Saturday, December 11, 2021

“Treatment-prevalence paradox”: Treatments for depression have supposedly improved, and their availability has markedly increased since the 1980s; mysteriously the general population prevalence of depression has not decreased

More treatment but no less depression: The treatment-prevalence paradox. Johan Ormel et al. Clinical Psychology Review, December 11 2021, 102111. https://doi.org/10.1016/j.cpr.2021.102111

Abstract: Treatments for depression have improved, and their availability has markedly increased since the 1980s. Mysteriously the general population prevalence of depression has not decreased. This “treatment-prevalence paradox” (TPP) raises fundamental questions about the diagnosis and treatment of depression. We propose and evaluate seven explanations for the TPP. First, two explanations assume that improved and more widely available treatments have reduced prevalence, but that the reduction has been offset by an increase in: 1) misdiagnosing distress as depression, yielding more “false positive” diagnoses; or 2) an actual increase in depression incidence.
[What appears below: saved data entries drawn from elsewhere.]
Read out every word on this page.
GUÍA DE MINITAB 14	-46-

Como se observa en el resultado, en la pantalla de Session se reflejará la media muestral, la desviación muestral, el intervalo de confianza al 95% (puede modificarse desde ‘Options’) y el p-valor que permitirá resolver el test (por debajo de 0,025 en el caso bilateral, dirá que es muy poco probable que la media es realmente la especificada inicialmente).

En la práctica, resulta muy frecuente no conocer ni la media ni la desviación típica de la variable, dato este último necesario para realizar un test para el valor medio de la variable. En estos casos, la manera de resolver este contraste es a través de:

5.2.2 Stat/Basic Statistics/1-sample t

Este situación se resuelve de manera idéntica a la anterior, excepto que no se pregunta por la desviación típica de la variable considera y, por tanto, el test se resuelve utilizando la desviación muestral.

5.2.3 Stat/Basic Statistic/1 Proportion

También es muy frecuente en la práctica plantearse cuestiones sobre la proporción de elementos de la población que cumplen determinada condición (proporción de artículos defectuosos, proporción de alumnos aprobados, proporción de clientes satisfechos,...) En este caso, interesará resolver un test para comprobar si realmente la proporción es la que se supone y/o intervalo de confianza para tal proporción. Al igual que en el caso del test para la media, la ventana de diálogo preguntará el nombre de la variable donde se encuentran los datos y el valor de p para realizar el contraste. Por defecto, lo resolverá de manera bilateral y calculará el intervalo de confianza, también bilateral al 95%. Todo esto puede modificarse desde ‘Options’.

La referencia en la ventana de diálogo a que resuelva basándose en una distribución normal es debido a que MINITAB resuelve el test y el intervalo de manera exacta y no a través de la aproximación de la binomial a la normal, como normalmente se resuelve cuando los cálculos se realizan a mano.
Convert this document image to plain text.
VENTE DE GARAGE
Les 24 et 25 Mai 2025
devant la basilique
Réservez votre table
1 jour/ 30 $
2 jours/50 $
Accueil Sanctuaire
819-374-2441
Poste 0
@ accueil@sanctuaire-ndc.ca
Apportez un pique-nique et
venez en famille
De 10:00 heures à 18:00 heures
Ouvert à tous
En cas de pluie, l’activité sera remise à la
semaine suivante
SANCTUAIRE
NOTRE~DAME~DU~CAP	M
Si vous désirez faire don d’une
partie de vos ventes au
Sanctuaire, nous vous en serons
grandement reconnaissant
Second, the remaining five explanations assume prevalence has not decreased, but suggest that: 3) treatments are less efficacious and 4) less enduring than the literature suggests; 5) trial efficacy doesn't generalize to real-world settings; 6) population-level treatment impact differs for chronic-recurrent versus non-recurrent cases; and 7) treatments have some iatrogenic consequences. Any of these seven explanations could undermine treatment impact on prevalence, thereby helping to explain the TPP. Our analysis reveals that there is little evidence that incidence or prevalence have increased as a result of error or fact (Explanations 1 and 2), and strong evidence that (a) the published literature overestimates short- and long-term treatment efficacy, (b) treatments are considerably less effective as deployed in “real world” settings, and (c) treatment impact differs substantially for chronic-recurrent cases relative to non-recurrent cases. Collectively, these 4 explanations likely account for most of the TPP. Lastly, little research exists on iatrogenic effects of current treatments (Explanation 7), but further exploration is critical.